El reclamo de los expertos y los docentes ha sido clamoroso. Los medios independientes han expuesto el caso con elocuencia. Capriles, cuya prioridad de gobierno ha sido la educación, ha rechazado esta manipulación. Los libros cuentan un país que no ha sido, y proponen un mundo que no es.

 

De economía, ¿para qué hablar?

Econométrica prevé inflación del 44% para 2014. La de este año puede llegar al 50% de acuerdo al diario norteamericano Nuevo Herald de Miami. La canasta básica cuesta ocho mil bolívares, según el INE. El dólar se vuelve un laberinto para el gobierno que no atina con una solución al problema que ha creado. En octubre abriría nuevo mercado secundario. Pdvsa pondrá 6.6 mil millones de dólares allí.  Cinco mil millones de dólares agregará este viaje de Maduro a nuestra deuda con China. El gobierno pide prestado porque no le alcanzó el millón de millones de dólares que ha recibido. Y paga con petróleo. La producción de cabillas, toda en manos del gobierno, disminuyó 14% en junio. 79% creció circulación de billetes de cien, el costo de la vida obliga a llevar los de más alta denominación en la cartera. Una oportunidad de negocios para la delincuencia. Hasta 300% aumentarán juguetes, zapatos y ropa para diciembre, porque comercios se abastecen con dólar paralelo. Del otro, como la leche en polvo y el azúcar, no hay. Diecisiete rubros básicos escasean en los mercados. La crisis económica europea y el crecimiento de China e India ha abierto posibilidades a los países de América Latina, Venezuela no las ha aprovechado. Las reservas internacionales están en el nival más bajo desde noviembre de 2004.

Los barcos en espera de descarga en Puerto Cabello suben de diecisiete a veintisiete en días.

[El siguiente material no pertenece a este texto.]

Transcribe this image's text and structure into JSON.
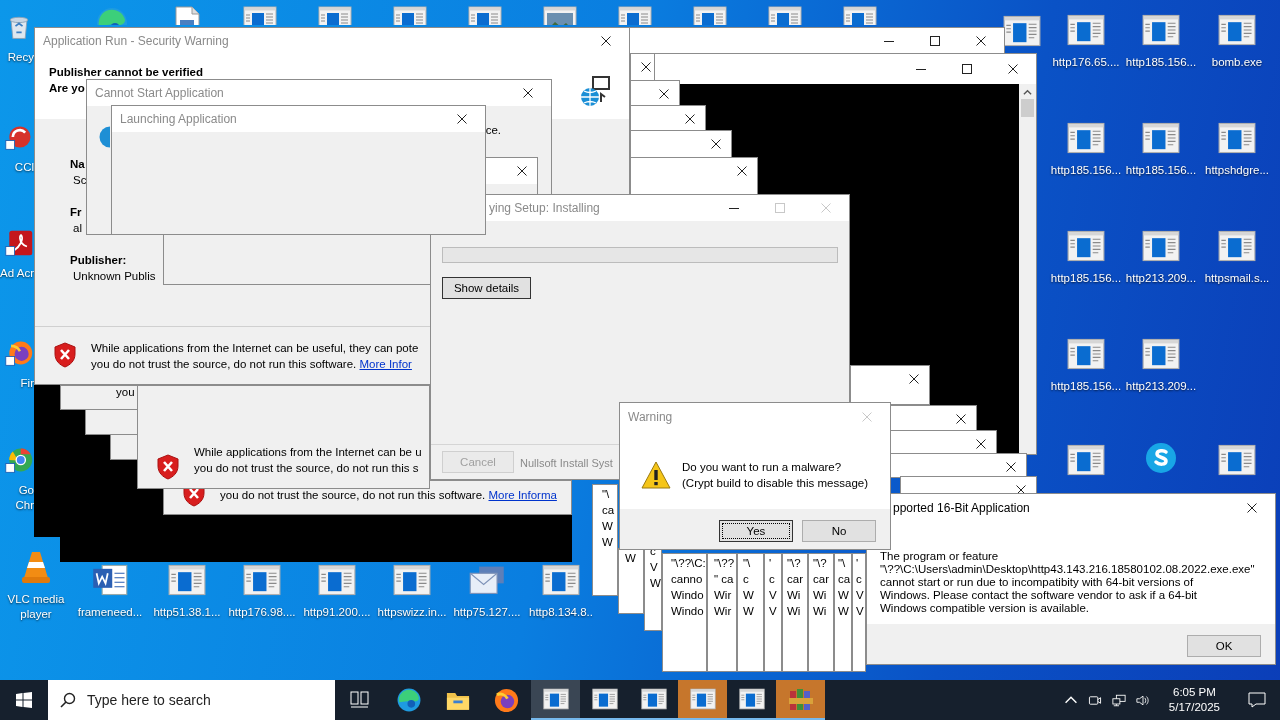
{
  "desktop_icons": [
    {
      "kind": "recycle-bin",
      "label": "Recy"
    },
    {
      "kind": "ccleaner",
      "label": "CCl"
    },
    {
      "kind": "acrobat",
      "label": "Ad Acr"
    },
    {
      "kind": "firefox",
      "label": "Fir"
    },
    {
      "kind": "chrome",
      "label": "Go Chr"
    },
    {
      "kind": "vlc",
      "label": "VLC media player"
    },
    {
      "kind": "word",
      "label": "frameneed..."
    },
    {
      "kind": "window-file",
      "label": "http51.38.1..."
    },
    {
      "kind": "window-file",
      "label": "http176.98...."
    },
    {
      "kind": "window-file",
      "label": "http91.200...."
    },
    {
      "kind": "window-file",
      "label": "httpswizz.in..."
    },
    {
      "kind": "mail",
      "label": "http75.127...."
    },
    {
      "kind": "window-file",
      "label": "http8.134.8.."
    },
    {
      "kind": "window-file",
      "label": "http176.65...."
    },
    {
      "kind": "window-file",
      "label": "http185.156..."
    },
    {
      "kind": "window-file",
      "label": "bomb.exe"
    },
    {
      "kind": "window-file",
      "label": "http185.156..."
    },
    {
      "kind": "window-file",
      "label": "http185.156..."
    },
    {
      "kind": "window-file",
      "label": "httpshdgre..."
    },
    {
      "kind": "window-file",
      "label": "http185.156..."
    },
    {
      "kind": "window-file",
      "label": "http213.209..."
    },
    {
      "kind": "window-file",
      "label": "httpsmail.s..."
    },
    {
      "kind": "window-file",
      "label": "http185.156..."
    },
    {
      "kind": "window-file",
      "label": "http213.209..."
    },
    {
      "kind": "window-file"
    },
    {
      "kind": "skype"
    },
    {
      "kind": "window-file"
    },
    {
      "kind": "edge"
    },
    {
      "kind": "doc"
    },
    {
      "kind": "window-file"
    },
    {
      "kind": "window-file"
    },
    {
      "kind": "window-file"
    },
    {
      "kind": "window-file"
    },
    {
      "kind": "picture-window"
    },
    {
      "kind": "window-file"
    },
    {
      "kind": "window-file"
    },
    {
      "kind": "window-file"
    },
    {
      "kind": "window-file"
    },
    {
      "kind": "window-file"
    }
  ],
  "windows": [
    {
      "kind": "titlebar"
    },
    {
      "kind": "console"
    },
    {
      "kind": "closebox"
    },
    {
      "kind": "closebox"
    },
    {
      "kind": "closebox"
    },
    {
      "kind": "closebox"
    },
    {
      "kind": "closebox"
    },
    {
      "kind": "closebox"
    },
    {
      "kind": "closebox"
    },
    {
      "kind": "closebox"
    },
    {
      "kind": "closebox"
    },
    {
      "kind": "closebox"
    },
    {
      "kind": "blackout"
    },
    {
      "kind": "blackout"
    },
    {
      "kind": "security-warning",
      "title": "Application Run - Security Warning",
      "active": false,
      "header_lines": [
        "Publisher cannot be verified",
        "Are yo"
      ],
      "fields": [
        {
          "label": "Na",
          "value": "Sc"
        },
        {
          "label": "Fr",
          "value": "al"
        },
        {
          "label": "Publisher:",
          "value": "Unknown Publis"
        }
      ],
      "message_lines": [
        "While applications from the Internet can be useful, they can pote",
        "you do not trust the source, do not run this software."
      ],
      "link": "More Infor"
    },
    {
      "kind": "dialog",
      "title": "Cannot Start Application",
      "active": false,
      "text": "ce."
    },
    {
      "kind": "dialog"
    },
    {
      "kind": "setup",
      "title": "ying Setup: Installing",
      "active": false,
      "close_disabled": true,
      "level": 0,
      "buttons": [
        {
          "label": "Show details",
          "disabled": false
        },
        {
          "label": "Cancel",
          "disabled": true
        }
      ],
      "brand": "Nullsoft Install Syst"
    },
    {
      "kind": "dialog",
      "title": "Launching Application",
      "active": false
    },
    {
      "kind": "security-warning",
      "message_lines": [
        "you do not trust the source, do not run this software."
      ],
      "link": "More Informa"
    },
    {
      "kind": "fragment"
    },
    {
      "kind": "fragment"
    },
    {
      "kind": "fragment",
      "lines": [
        "you"
      ]
    },
    {
      "kind": "security-warning",
      "message_lines": [
        "While applications from the Internet can be u",
        "you do not trust the source, do not run this s"
      ]
    },
    {
      "kind": "sliver",
      "lines": [
        "\"\\",
        "ca",
        "W",
        "W"
      ]
    },
    {
      "kind": "sliver",
      "lines": [
        "W"
      ]
    },
    {
      "kind": "sliver",
      "lines": [
        "c",
        "V",
        "W"
      ]
    },
    {
      "kind": "sliver",
      "lines": [
        "\"\\??\\C:",
        "canno",
        "Windo",
        "Windo"
      ]
    },
    {
      "kind": "sliver",
      "lines": [
        "\"\\??",
        "\" ca",
        "Wir",
        "Wir"
      ]
    },
    {
      "kind": "sliver",
      "lines": [
        "\"\\",
        "c",
        "W",
        "W"
      ]
    },
    {
      "kind": "sliver",
      "lines": [
        "'",
        "c",
        "V",
        "V"
      ]
    },
    {
      "kind": "sliver",
      "lines": [
        "\"\\?",
        "car",
        "Wi",
        "Wi"
      ]
    },
    {
      "kind": "sliver",
      "lines": [
        "\"\\?",
        "car",
        "Wi",
        "Wi"
      ]
    },
    {
      "kind": "sliver",
      "lines": [
        "\"\\",
        "ca",
        "W",
        "W"
      ]
    },
    {
      "kind": "sliver",
      "lines": [
        "'",
        "c",
        "V",
        "V"
      ]
    },
    {
      "kind": "message",
      "title": "pported 16-Bit Application",
      "active": true,
      "close_disabled": false,
      "message_lines": [
        "The program or feature",
        "\"\\??\\C:\\Users\\admin\\Desktop\\http43.143.216.18580102.08.2022.exe.exe\"",
        "cannot start or run due to incompatibity with 64-bit versions of",
        "Windows. Please contact the software vendor to ask if a 64-bit",
        "Windows compatible version is available."
      ],
      "buttons": [
        {
          "label": "OK",
          "focused": false
        }
      ]
    },
    {
      "kind": "warning-prompt",
      "title": "Warning",
      "active": false,
      "close_disabled": true,
      "message_lines": [
        "Do you want to run a malware?",
        "(Crypt build to disable this message)"
      ],
      "buttons": [
        {
          "label": "Yes",
          "focused": true
        },
        {
          "label": "No",
          "focused": false
        }
      ]
    }
  ],
  "taskbar": {
    "search": {
      "placeholder": "Type here to search"
    },
    "pinned": [
      {
        "kind": "task-view"
      },
      {
        "kind": "edge"
      },
      {
        "kind": "explorer"
      },
      {
        "kind": "firefox"
      }
    ],
    "apps": [
      {
        "kind": "window-app",
        "selected": true,
        "attention": false
      },
      {
        "kind": "window-app",
        "selected": false,
        "attention": false
      },
      {
        "kind": "window-app",
        "selected": false,
        "attention": false
      },
      {
        "kind": "window-app",
        "selected": false,
        "attention": true
      },
      {
        "kind": "window-app",
        "selected": false,
        "attention": false
      },
      {
        "kind": "archive",
        "selected": false,
        "attention": true
      }
    ],
    "time": "6:05 PM",
    "date": "5/17/2025"
  }
}
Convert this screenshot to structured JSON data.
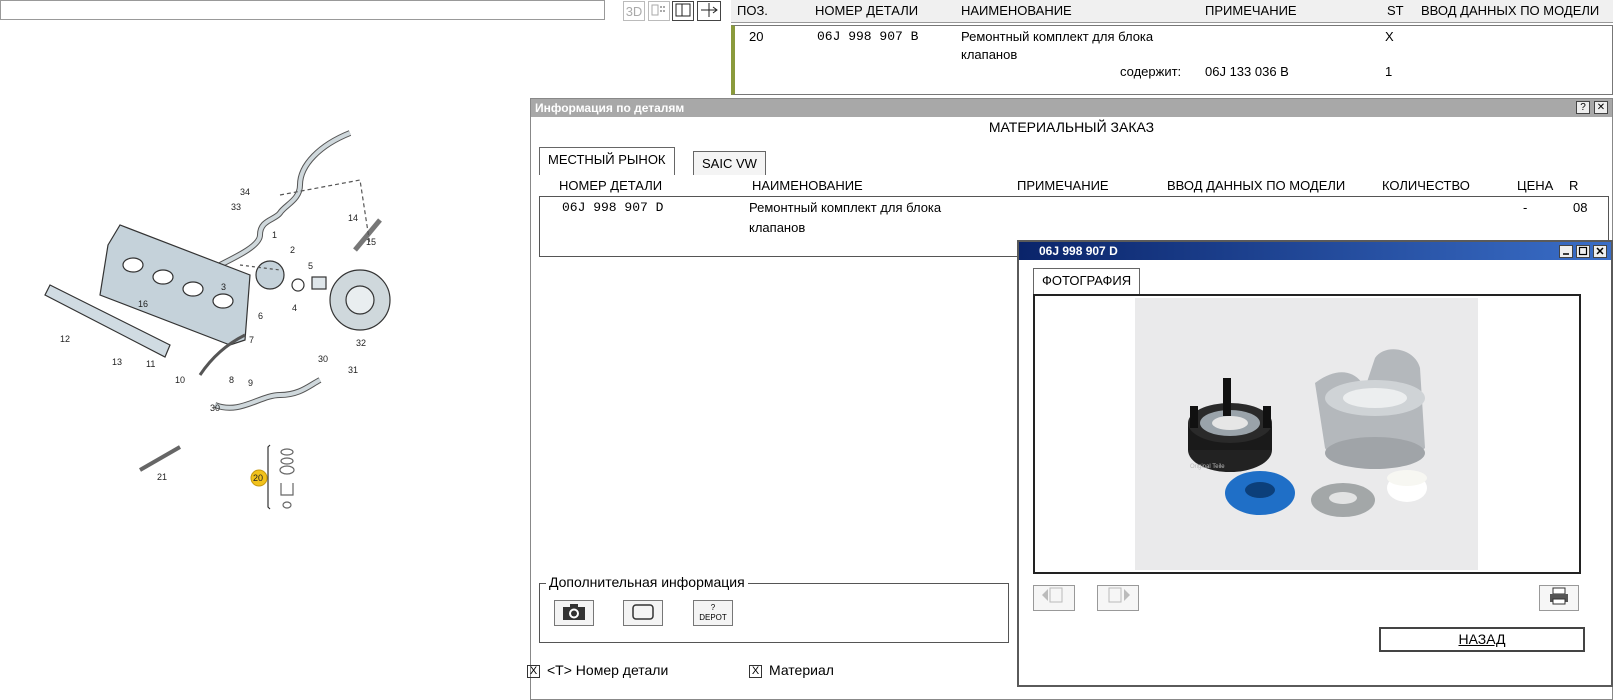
{
  "toolbar": {
    "btn_3d": "3D"
  },
  "top_table": {
    "headers": [
      "ПОЗ.",
      "НОМЕР ДЕТАЛИ",
      "НАИМЕНОВАНИЕ",
      "ПРИМЕЧАНИЕ",
      "ST",
      "ВВОД ДАННЫХ ПО МОДЕЛИ"
    ],
    "row": {
      "pos": "20",
      "part": "06J 998 907 B",
      "name_line1": "Ремонтный комплект для блока",
      "name_line2": "клапанов",
      "st": "X",
      "contains_label": "содержит:",
      "contains_part": "06J 133 036 B",
      "contains_qty": "1"
    }
  },
  "diagram": {
    "labels": [
      "34",
      "33",
      "1",
      "2",
      "3",
      "5",
      "14",
      "15",
      "16",
      "12",
      "13",
      "11",
      "10",
      "8",
      "9",
      "6",
      "7",
      "4",
      "30",
      "31",
      "32",
      "30",
      "21",
      "20"
    ]
  },
  "info_window": {
    "title": "Информация по деталям",
    "help": "?",
    "close": "✕",
    "section_title": "МАТЕРИАЛЬНЫЙ ЗАКАЗ",
    "tabs": [
      "МЕСТНЫЙ РЫНОК",
      "SAIC VW"
    ],
    "headers": [
      "НОМЕР ДЕТАЛИ",
      "НАИМЕНОВАНИЕ",
      "ПРИМЕЧАНИЕ",
      "ВВОД ДАННЫХ ПО МОДЕЛИ",
      "КОЛИЧЕСТВО",
      "ЦЕНА",
      "R"
    ],
    "row": {
      "part": "06J 998 907 D",
      "name_line1": "Ремонтный комплект для блока",
      "name_line2": "клапанов",
      "price": "-",
      "r": "08"
    },
    "additional_info": "Дополнительная информация",
    "depot_q": "?",
    "depot_label": "DEPOT",
    "checkboxes": [
      {
        "label": "<T> Номер детали",
        "mark": "X"
      },
      {
        "label": "Материал",
        "mark": "X"
      }
    ]
  },
  "photo_window": {
    "title": "06J 998 907 D",
    "tab": "ФОТОГРАФИЯ",
    "back_label": "НАЗАД",
    "watermark": "Original Teile"
  }
}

Millones de kilos de comida. La Fría sin luz 36 horas, pero siete estados los estuvieron la semana pasada por averías. En Porlamar, siete horas. No hay sacos para empaquetar cemento. Más de cuatro mil pacientes con hemofilia no son atendidos por falta de dinero. “Exigen freno a corruptelas” titula Ultimas Noticias el domingo 15.

¿Cree usted que sea lógico que la mayoría oficialista en la Asamblea Nacional se haya negado a debatir sobre la crisis económica como propusieron los diputados de la Unidad?

 

Rincón de libros

Desde Maracaibo me llega el libro del profesor Adalberto Zambrano Barrios, Dirección Estratégica y el Arte de Gobernar, edición conjunta del Instituto de Gerencia y Estrategia del Zulia (IGEZ) que el mismo académico dirige, y la Universidad Católica Andrés Bello. La crispada polarización política ha convertido nuestro debate en uno solo, quedando de lado temas cuya importancia es muy grande.

“¿Qué debe hacer un ciudadano cuando se le ofrece un cargo de gobierno?” se pregunta Zambrano. En diciembre elegiremos nuevos alcaldes y nuevos concejales. Aquí en Lara, es imperativo que esas administraciones se renueven de verdad. Los que lleguen asumirán un reto de proporciones mayores, que debe ser tomado en serio. Por ellos, claro, y por todos nosotros los ciudadanos.